Solved rsync blocks zfs operations and blocks input devices, unusable

atax1a · Dec 18, 2025

we have heard these words, verbatim, from more than one btrfs fan: "the repair tools are really nice"

this is decidedly not something we want to hear about a filesystem. hard pass.

ralphbsz · Dec 18, 2025

bakul said:
In 2009 a Linux friendly sysadmin at a large corp was telling me how BTRFS was soon going to wipe the floor with ZFS. The reality distortion field around all cults is rather strong....

I am lucky to count several people closely associated with the internals of ext2/3/4, ZFS and BtrFS among my professional friends. There are good reasons I use ZFS for my server's storage needs, and ext4 on Linux, and they start with "personal trust", followed by examining what is important to me (availability, durability).

ralphbsz · Dec 18, 2025

loveydovey said:
But on a root partition?

The OS installation part of the root partition is indeed usually not performance critical. Except that on single-user machines and small servers, users will sometimes use the root file system and partition for their user data. Which makes separate management of performance (and other service level criteria) of their data impossible.

loveydovey said:
ZIL writes metadata, which is much worse than sequential writes, and the sync option forces it to always interrupt sequential writes?

Much more than just metadata is written to the ZIL. Most importantly, it records whole transactions, which usually contain data, and metadata (for example updates to a files' attributes, allocation table, and the directory content if it has to match). It turns out log-style writes are actually pretty efficient even on spinning HDDs, because the head typically doesn't have to move.

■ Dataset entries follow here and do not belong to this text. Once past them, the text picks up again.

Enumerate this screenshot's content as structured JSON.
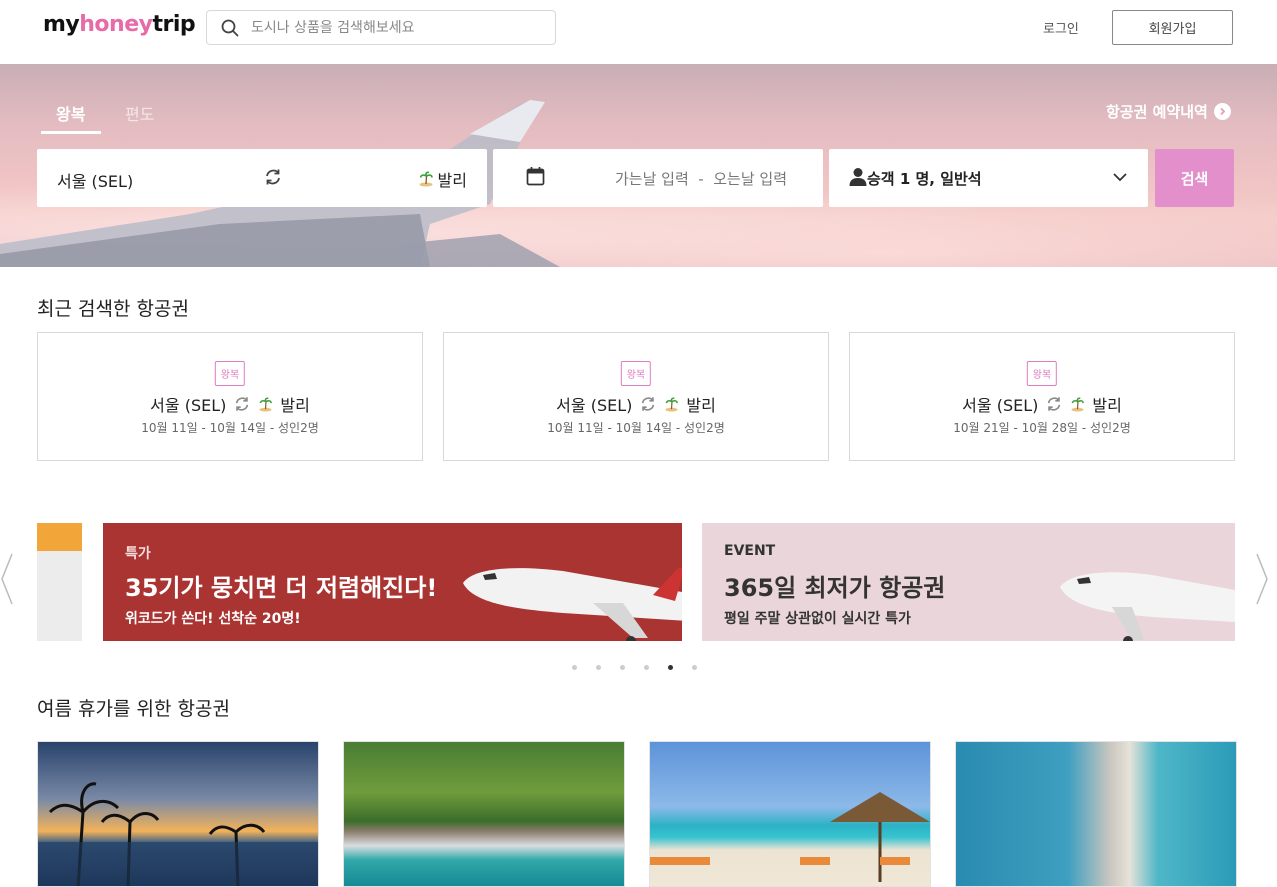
{
  "header": {
    "logo_prefix": "my",
    "logo_honey": "honey",
    "logo_suffix": "trip",
    "search_placeholder": "도시나 상품을 검색해보세요",
    "login_label": "로그인",
    "signup_label": "회원가입"
  },
  "hero": {
    "tabs": [
      {
        "label": "왕복",
        "active": true
      },
      {
        "label": "편도",
        "active": false
      }
    ],
    "history_link": "항공권 예약내역",
    "from": "서울 (SEL)",
    "to": "발리",
    "dates_placeholder": "가는날 입력  -  오는날 입력",
    "passengers": "승객 1 명, 일반석",
    "search_button": "검색"
  },
  "recent": {
    "title": "최근 검색한 항공권",
    "cards": [
      {
        "badge": "왕복",
        "from": "서울 (SEL)",
        "to": "발리",
        "meta": "10월 11일 - 10월 14일 - 성인2명"
      },
      {
        "badge": "왕복",
        "from": "서울 (SEL)",
        "to": "발리",
        "meta": "10월 11일 - 10월 14일 - 성인2명"
      },
      {
        "badge": "왕복",
        "from": "서울 (SEL)",
        "to": "발리",
        "meta": "10월 21일 - 10월 28일 - 성인2명"
      }
    ]
  },
  "banners": [
    {
      "tag": "특가",
      "headline": "35기가 뭉치면 더 저렴해진다!",
      "sub": "위코드가 쏜다! 선착순 20명!",
      "color": "#a93431"
    },
    {
      "tag": "EVENT",
      "headline": "365일 최저가 항공권",
      "sub": "평일 주말 상관없이 실시간 특가",
      "color": "#ead5da"
    }
  ],
  "carousel": {
    "dot_count": 6,
    "active_dot": 5
  },
  "summer": {
    "title": "여름 휴가를 위한 항공권"
  },
  "colors": {
    "accent": "#e38fcb",
    "brand_pink": "#e86aa8"
  }
}
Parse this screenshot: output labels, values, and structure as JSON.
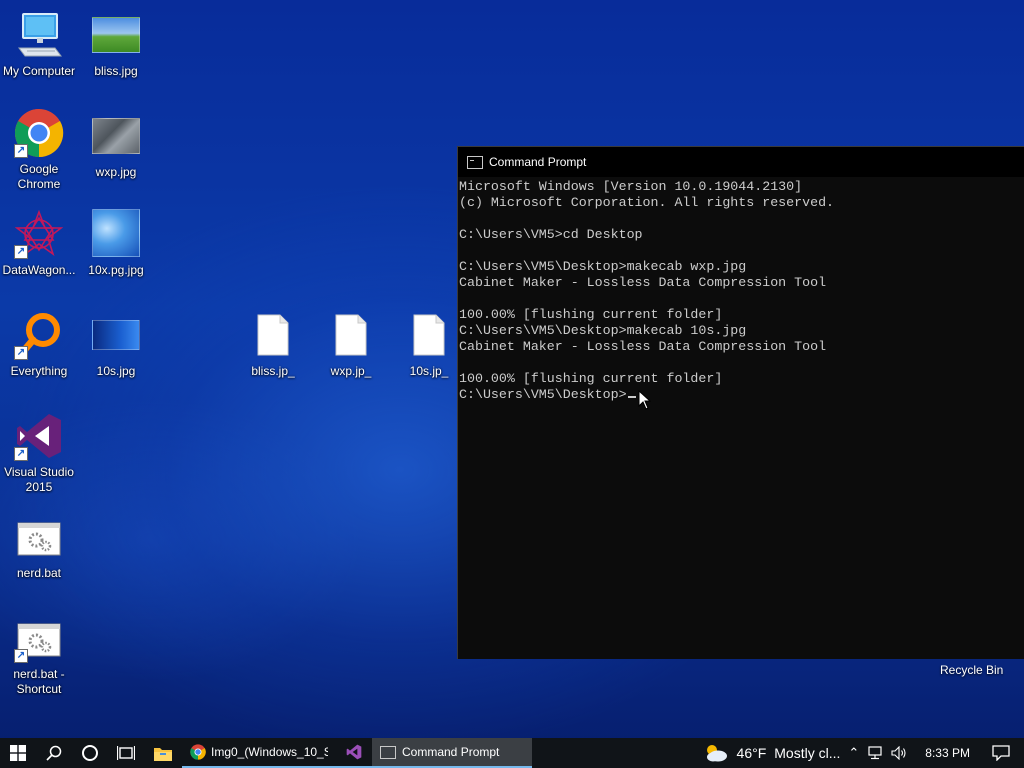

Add to that the fact that deep down, ZFS is a log-structured file system, with log cleaners, and it works significantly different from direct-allocating (block or extent) file systems. In particular, log-structured and CoW file systems have different performance characteristics from traditional "overwrite in place" systems.

The sync option (which can happen as a system call, as an option on an open file, or as a mount point / dataset option) simply forces writes to be somewhere on disk. That has costs, and users have to think through the cost/benefit analysis whether they want to use that. When I say "users", I mean at the system call level; user-space applications (such as rsync or UI-base file managers) may hide what is really going on, often rather too well.

loveydovey said:
ZFS even has an option to have a dedicated ZIL drive (sounds like an enterprise-level configuration) ...

Having a dedicated log device (ZIL or L2ARC in ZFS) on separate hardware is a way to optimize performance. When the main disk storage is on HDDs, this can become very important to get good performance. If the main storage is on storage such as SSDs that is already fast for small and random reads and writes, the need for a separate log or cache device is diminished, although not always eliminated.

loveydovey said:
SSDs also have this crazy thing where they have fast burst writes (something like they do a "superficial" voltage write of 3 bits as 1 at first on some special subset of space [which is fast] and then they do like a "deep" voltage write of 1 bit for each 1 bit [which takes longer and is a major slow down]). Or something like that. Correct me if I'm wrong please.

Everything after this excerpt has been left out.